Y arreglado el conflicto, a Isabel, la hija de doña Blanca, la solicitaron en matrimonio un par de infantes de Aragón. La idea del rey aragonés Pedro III era la de anexionarse de este modo el Señorío. Sancho IV de Castillo, atento a la jugada, no se quedó quieto. Casado ya con doña María, hermana de doña Blanca, y estando con su corte en León, hizo viajar hasta allí a doña Blanca engañándola con la noticia de que su hermana se hallaba muy enferma. Al llegar nuestra dama a León, fue encarcelada, y allí forzada de la manera que podemos imaginarnos según procedía en todos sus actos Sancho IV apodado el Bravo. Ella se resistió, sufrió en el silencio de la lejanía porque sus súbditos y caballeros no estaban al corriente de lo que ocurría en Castilla, y finalmente tuvo que firmar con Sancho un pacto, en los salones del alcázar de Segovia, por el que doña Blanca desheredaba a su hija Isabel y nombraba su heredera en el señorío a su hermana María. A la hija impusieron boda precisamente con don Juan Núñez de Lara, señor de Albarracín, y así se casaron con gran pompa y circunstancia, aunque a los pocos meses, sin haber llegado a tener descendencia, murió la joven Isabel siendo enterrada en el panteón familiar del claustro del Monasterio de Santa María de Huerta.

En ese momento, doña Blanca, viuda desde diez años antes, sin hijas pues Mafalda murió niña e Isabel acababa de fallecer, quedó muy deprimida y como paralizada. Enfermó, y solo dos años después, viendo que la gravedad era suma y (según declara al inicio del postrero escrito) como quiera que sea doliente en los miembros del cuerpo, el mismo día de su muerte (el 10 de mayo de 1293) firma el Testamento que quizás estaba redactado desde bastante antes, y que es una pieza importante y curiosísima de la historia molinesa que a continuación glosaré. La esencia del testamento es que deja el señorío de Molina al rey Sancho IV de Castilla, como la había obligado este a firmar algún tiempo antes, con amenaza y en prisión. Menos mal que el rey tuvo al final un detalle, y también ese mismo día, extendió otro solemne documento sobre bello pergamino miniado, en el que hacía donación por juro de heredat, en toda su vida del señorío de Molina a su esposa doña María, hermana de doña Blanca, de tal manera que el Señorío continuó teniendo señora de la familia de los Lara, y manteniendo su convivencia foral y sus instituciones vivas. Así siguió hasta 1321 en que murió doña María de Molina, siendo entonces su nieto, Alfonso XI, ya como rey de Castilla, quien lo heredó añadiendo a la corona el título de Señor de Molina que ha seguido siendo, hasta hoy mismo, uno de los títulos del Rey de España.

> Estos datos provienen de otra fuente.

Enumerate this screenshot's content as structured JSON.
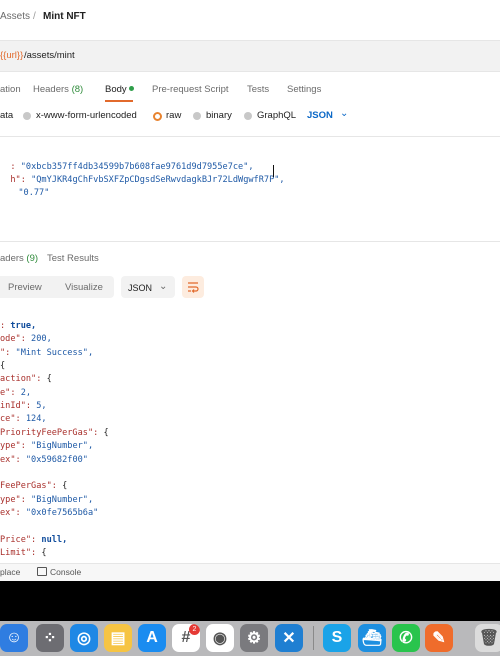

El Testamento de doña Blanca es un documento por demás curioso, de cuya redacción detallada haré gracia a mis lectores, pero no quiero dejar pasar la ocasión de comentar algunas curiosas que de él se coligen. Lo redactó doña Blanca ante el notario público de Molina, Lope García, y en él pedía, después de las clásicas invocaciones de piedad y fe hacia Dios, la Santísima Trinidad y la Virgen María, que su cuerpo fuera enterrado en la iglesia de su monasterio de San Francisco de Molina, ante el altar de Santa Isabel, trasladando desde allí a la nave principal el de su hija fallecida años antes. Nombra en ese momento a todos sus capellanes, propios, los que están al servicio personal de la señora, y que son Garci López, Miguel Gómez, Pedro Sanz, Miguel López, Pedro Díaz. y Juan Pérez. Y dispone que el monasterio franciscano, ya creado y ampliamente dotado por ella años antes, sea siempre ocupado por frailes de clausura, y si así no fuera, que pasase al Cabildo de clérigos de la villa.

Vienen luego en este testamento las famosas donaciones que hace doña Blanca de algunas de las aldeas de su territorio, a personas de su corte y confianza. Por mencionar algunas, (aunque la lista sea fatigosa pero siempre reveladora de un dato que al final expresaré), dejó Ocentejo y Valtablado a doña Marquesa; Gageluesa y Valdexope (?) a Mari González; Megina a Teresa González; Prados Redondos a Gonzalo Martínez; Embid a Sancho López; Alustante a Fernán López; Setiles, el Pobo y las Ferrerías de Sierra Menera a Fernán Sánchez; Orea a Fernán Sáez; Checa a Ucenda Pesxer; Alcoroches a Lope García; la Casa del Seto en Palacios a su escribano Pascual López; los molinos viejos bajo la puente morisca a su capellán Martín López; Cillas a Pedro Hernández; Terzaga a Juan Fernández y Castellar a Lorenzo Sáez. Y luego añade, en una larga lista, diversas cantidades en maravedises, -cantidades importantes siempre- a muchas personas, tanto varones como hembras, de apellidos castellanos limpios, repetidos, lo cual no deja de sorprender, y nos permite colegir que esas diversas personas que en total son mencionadas y heredadas en el Testamento de doña Blanca de Molina, pertenecían como servidores a su casa, pues en unos se dice su profesión, -escribano, capellán, mayordomo- pero en otros no se dice nada: eran posiblemente las cocineras, los criados y criadas, algunos caballeros… ninguno de ellos de linaje, sino gente del pueblo, molineses de base, raíz pura.

No es de extrañar que ese gesto fuera una evidencia más de la dedicación a su pueblo que doña Blanca tuvo, del cariño que ese pueblo le demostró siempre, y de que la tradición, guardada por más de siete siglos entre las gentes de Molina, siga diciendo que a doña Blanca se le alzan todas las miradas y todas las admiraciones de quien sabe, o quiere saber, de la historia rotunda de esta tierra de Molina.